Bir kitle eylemi ancak arkasında dolaylı da olsa böyle bir örgütlenme ve eylem hafızası varsa başta planlananın ötesine geçebilir. Herhalde konjonktürün de bir etkisi vardır ama yukarıda da altını çizdiğimiz gibi konjonktür tek başına devasa boyutta herhangi bir kitle seferberliğini tetikleyemez. Eylemler kendiliğinden olmaz kitle eylemi içinde “spontane” yükselişler olabilir ama bu ancak öncesinde gerekli bir hazırlık varsa gündeme gelir. Hatta denebilir ki iyi örgütçüler sayıları ne kadar az olursa olsun doğru konjonktürde tabanın kas hafızasındaki eylem potansiyelini açığa çıkarabilenlerdir. Ama aynı durumda öncesinde bir kitle eylemi hafızası yoksa hiçbir konjonktür büyük direnişler ortaya çıkarmayacaktır.

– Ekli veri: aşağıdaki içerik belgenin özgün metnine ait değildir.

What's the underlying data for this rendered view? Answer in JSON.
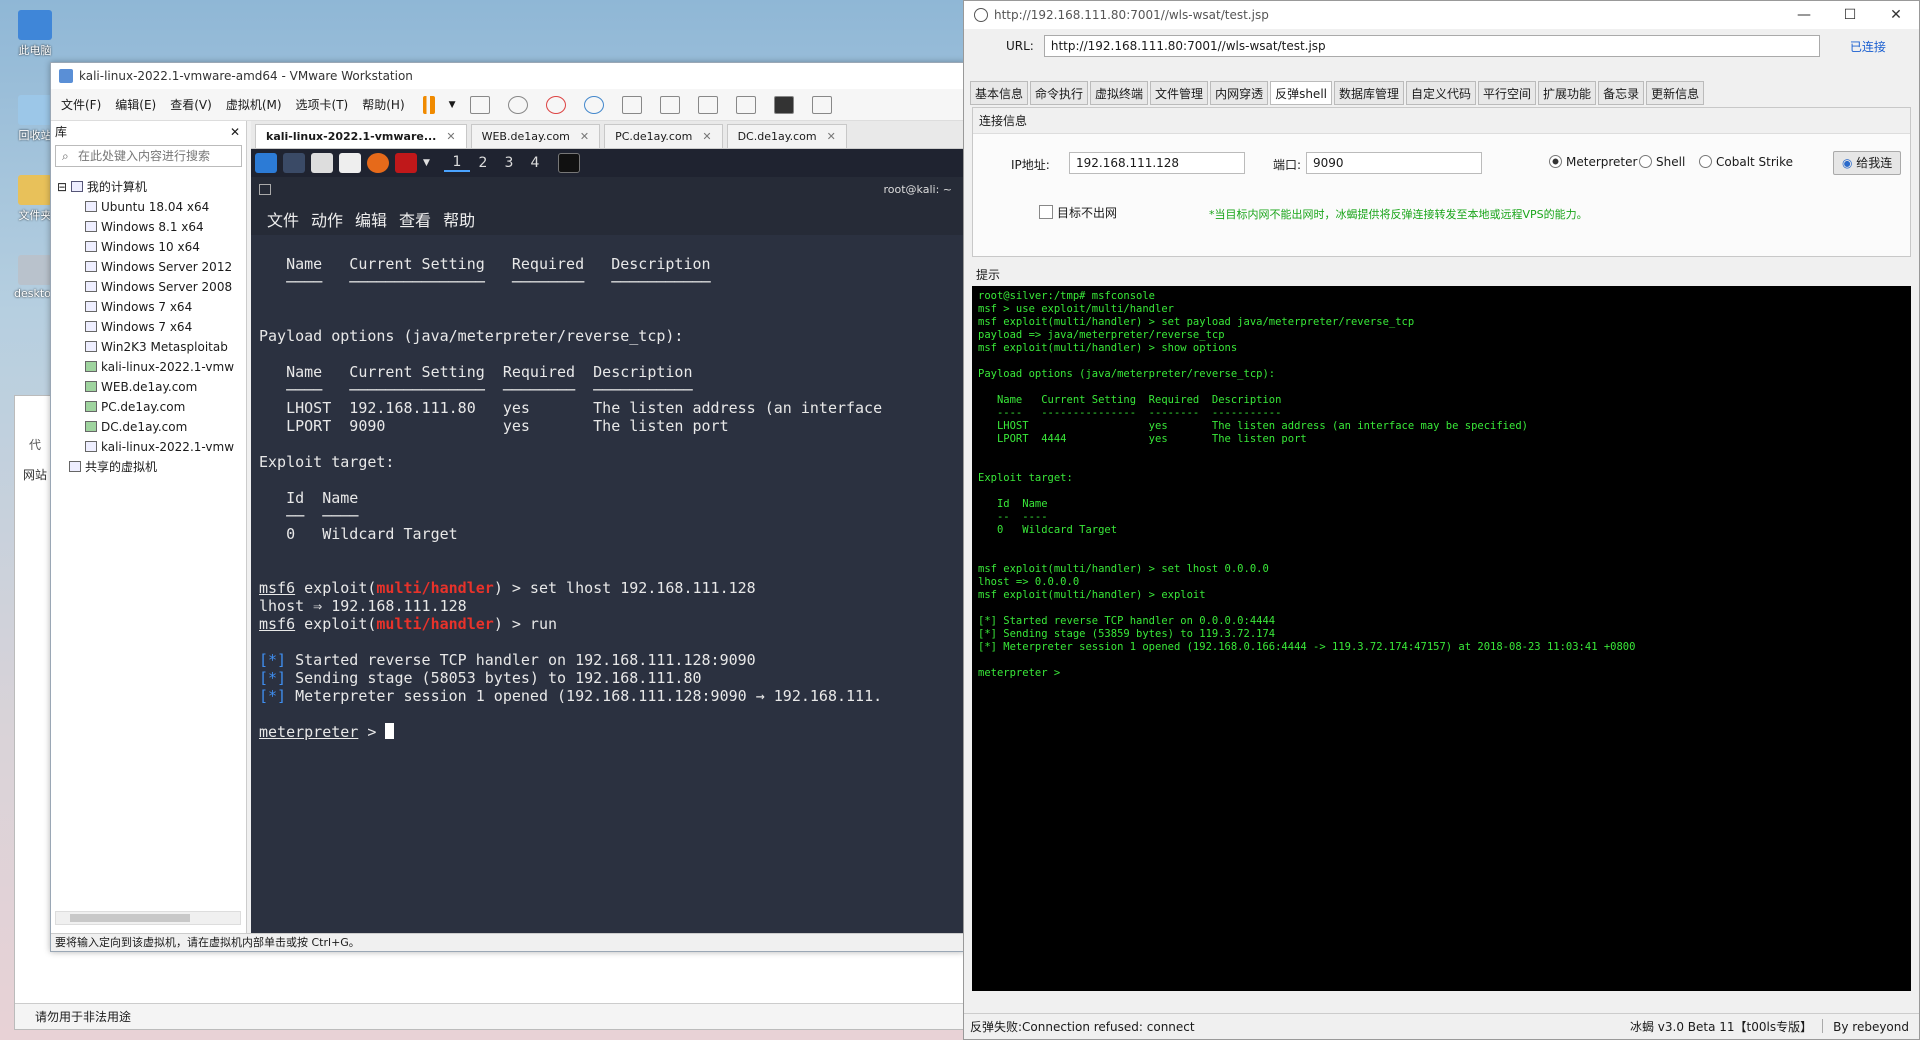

Kuşkusuz yarım asır önce gerçekleşmiş İstanbul ve Kocaeli şehirlerini sarsmış o büyük işçi eylemini unutmamak lazım, sınıf mücadelesi hafızası önemlidir. Ama o olayın bugün için bize neler söylediğini anlayabilmek de önemlidir. TEKEL Direnişi’nin bir tür sendikacılığın sonu olmak anlamında bir milat olduğunu başka yazılarda iddia ettim. O tarihten itibaren küçük küçük tekil işyeri direnişleri neredeyse Anadolu’daki küresel fabrikanın her havzasında ortaya çıktı, doğru konuşlanmanın henüz olmadığı bir süreçte Metal Fırtına’yı da yaşadık. Son yıllarda da İnşaat İş, Bağımsız Maden-İş, BirTek-Sen, Özel Öğretmenler Sendikası, Enerji Sen, DGD-Sen gibi daha mütevazı kaynaklara sahip kimi işçi örgütleri bir kas hafızası oluşturabilecek eylem ve direnişler ortaya koymuştur. Herhalde Anadolu’daki küresel fabrikanın her havzasında daha iyi konuşlanmak, örgütlülüğü daha çok pekiştirmek gerekir ama bir başka Metal Fırtına’ya bu kez hazırlıksız yakalanmamak, 15-16 Haziran’ı Türkiye işçi sınıfı tarihinde bir daha tekrarlanmayacak “mitik bir an” olarak bırakmamak da gerekir. Kanaatim odur ki tüm olumsuzluklara rağmen bu yöndeki hazırlık ilerlemektedir. 

Yeni 15-16 Haziran eylemleri için hazırlık yapanlara, örgütlenenlere selam olsun.